Its different for a Muslim man marrying a non Muslim woman.
Post # 10
Dee01 : I come from a Muslim background (I don’t identify myself too much with the Islamic religion (personal choice)). My fiance is/was Catholic. We recently got engaged but for my parents acceptance he had to convert. My brother married his girlfriend with a buddhist background. My parents weren’t concerned about her religious background.
Post # 11
kuriousflour : How does the conversion/nikah process work over here (US)? I know how it works in my home country where you have to go to these classes and series of government offices to get paperwork done.
Did he convert the same day of nikah? Prior to? What did you guys do?
Post # 12
im so glad i found this thread. I am Catholic and my fiance is Muslim. Neither of us are converting either. Both familes are very supportive of our relationship but we have decided to elope just the two of us and have a spiritual ceramony. Neither of us is super religous so this works for us. Our families are disappointed because they both wanted big weddings but this is for us, not them. Anyone else skipped the big ceremonies and just eloped? How did your families handle it? We arent planning on having a reception either which further disappointed them. My family has a lot of big drinkers and this as yall know is against Islam even though many Muslims drink. If yall had receptions how did you handle the alcohol part?
Post # 13
Hello everyone! I’m Catholic and I got married to my Pakistani-American Muslim husband almost 7 years ago. Neither of us converted. Here’s a description:
We actually had two interfaith wedding ceremonies. It was important to us that both ceremonies be a fusion of our two faiths and cultural backgrounds, to fully represent the unity of joining our lives together in marriage.
The religious ceremony (held 9/11/11) was officiated by a Catholic priest and a Muslim imam, and held in the University of Chicago chapel used both for Catholic services and Muslim Friday prayer. We had readings from the Bible and a Muslim devotional poem. The ceremony included both the traditional Catholic Rite of Marriage and a Nikah, traditional Islamic marriage contract signing. We were also aware of the significance of the date and felt like our ceremony was a symbolic counter to the horrific acts a decade prior.
The legal marriage ceremony (held the day before, on 9/10/11) was officiated by an interfaith minister. She spoke of the commonalities between our two faiths (both Abrahamic, worship the same God, similar values, recognition of Jesus, deference of Mary). We began the ceremony by passing the sign of peace (an important Catholic ritual) that tied in the Muslim greeting of ‘As-salaamu Alaikum,’ meaning ‘Peace be with you.’ This ceremony also included some sayings from the Prophet and scripture from the Bible. Processional music was performed by strings (cello, violin) and a tabla and sitar (nod to Shaan’s Pakistani heritage, which was also celebrated the night prior in a henna party).

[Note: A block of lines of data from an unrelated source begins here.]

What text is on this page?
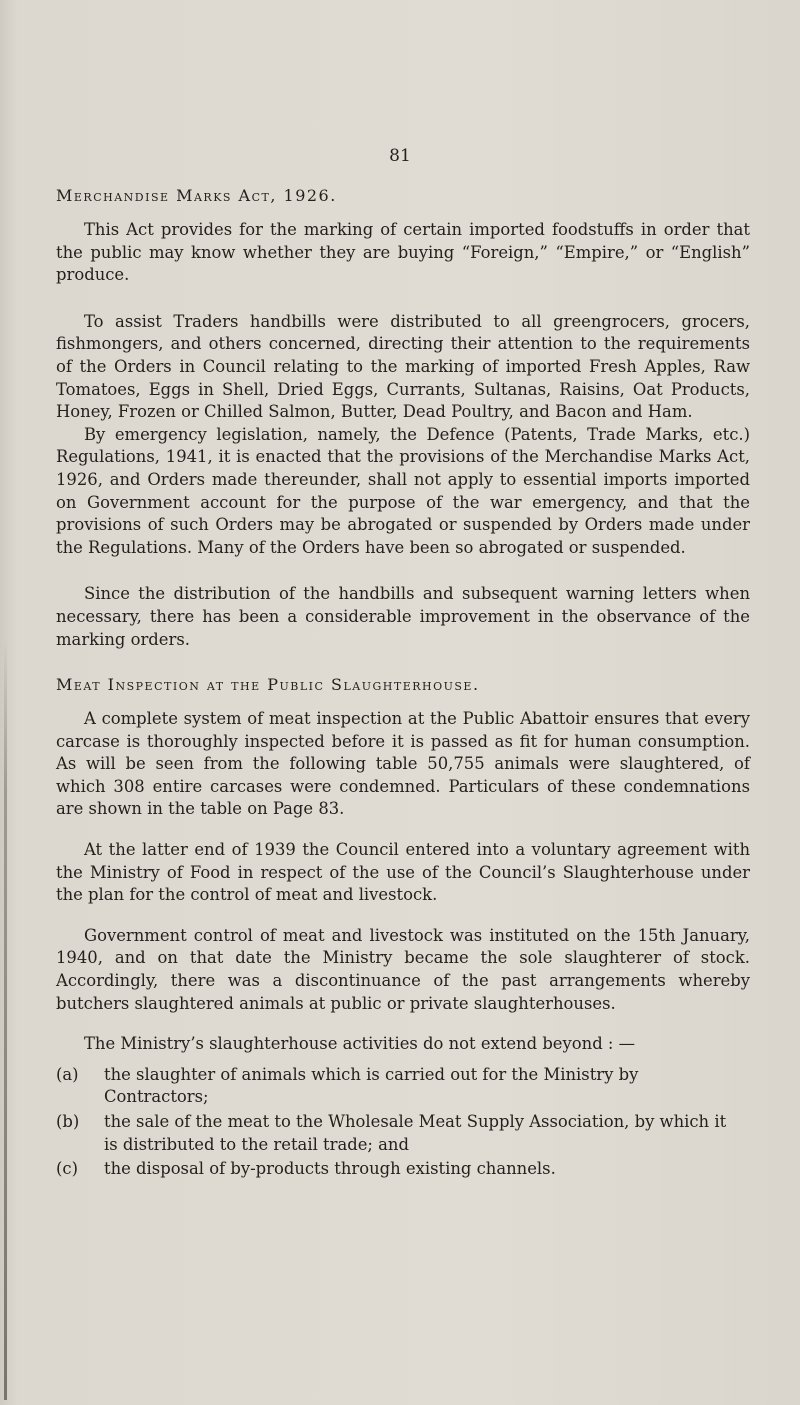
81
Merchandise Marks Act, 1926.

This Act provides for the marking of certain imported foodstuffs in order that the public may know whether they are buying “Foreign,” “Empire,” or “English” produce.

To assist Traders handbills were distributed to all greengrocers, grocers, fishmongers, and others concerned, directing their attention to the requirements of the Orders in Council relating to the marking of imported Fresh Apples, Raw Tomatoes, Eggs in Shell, Dried Eggs, Currants, Sultanas, Raisins, Oat Products, Honey, Frozen or Chilled Salmon, Butter, Dead Poultry, and Bacon and Ham.

By emergency legislation, namely, the Defence (Patents, Trade Marks, etc.) Regulations, 1941, it is enacted that the provisions of the Merchandise Marks Act, 1926, and Orders made thereunder, shall not apply to essential imports imported on Government account for the purpose of the war emergency, and that the provisions of such Orders may be abrogated or suspended by Orders made under the Regulations. Many of the Orders have been so abrogated or suspended.

Since the distribution of the handbills and subsequent warning letters when necessary, there has been a considerable improvement in the observance of the marking orders.

Meat Inspection at the Public Slaughterhouse.

A complete system of meat inspection at the Public Abattoir ensures that every carcase is thoroughly inspected before it is passed as fit for human consumption. As will be seen from the following table 50,755 animals were slaughtered, of which 308 entire carcases were condemned. Particulars of these condemnations are shown in the table on Page 83.

At the latter end of 1939 the Council entered into a voluntary agreement with the Ministry of Food in respect of the use of the Council’s Slaughterhouse under the plan for the control of meat and livestock.

Government control of meat and livestock was instituted on the 15th January, 1940, and on that date the Ministry became the sole slaughterer of stock. Accordingly, there was a discontinuance of the past arrangements whereby butchers slaughtered animals at public or private slaughterhouses.

The Ministry’s slaughterhouse activities do not extend beyond : —

(a)	the slaughter of animals which is carried out for the Ministry by Contractors;
(b)	the sale of the meat to the Wholesale Meat Supply Association, by which it is distributed to the retail trade; and
(c)	the disposal of by-products through existing channels.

Even years after our marriage, we still had not found a Muslim/Christian interfaith supportive group for couples and families, so we made one! We have discussion about how to find clergy, find relationship counselors, plan a wedding, raise children, etc. Please join us! https://www.facebook.com/groups/538114869892668/
Post # 14
eandh0904 : Dee01 : One place to go to look for an imam who would be helpful with officiating with a Muslim bride would be Muslims for Progressive Values: http://www.mpvusa.org
Post # 15
Hi, I’m catholic and my husband to be is Muslim. We have our families in India and would like to have a combined ceremony if possible. We have decided that neither of us will get converted and we are currently looking fir an Imam and a priest fine with our situation. Any kind of information and guidance will be appreciated.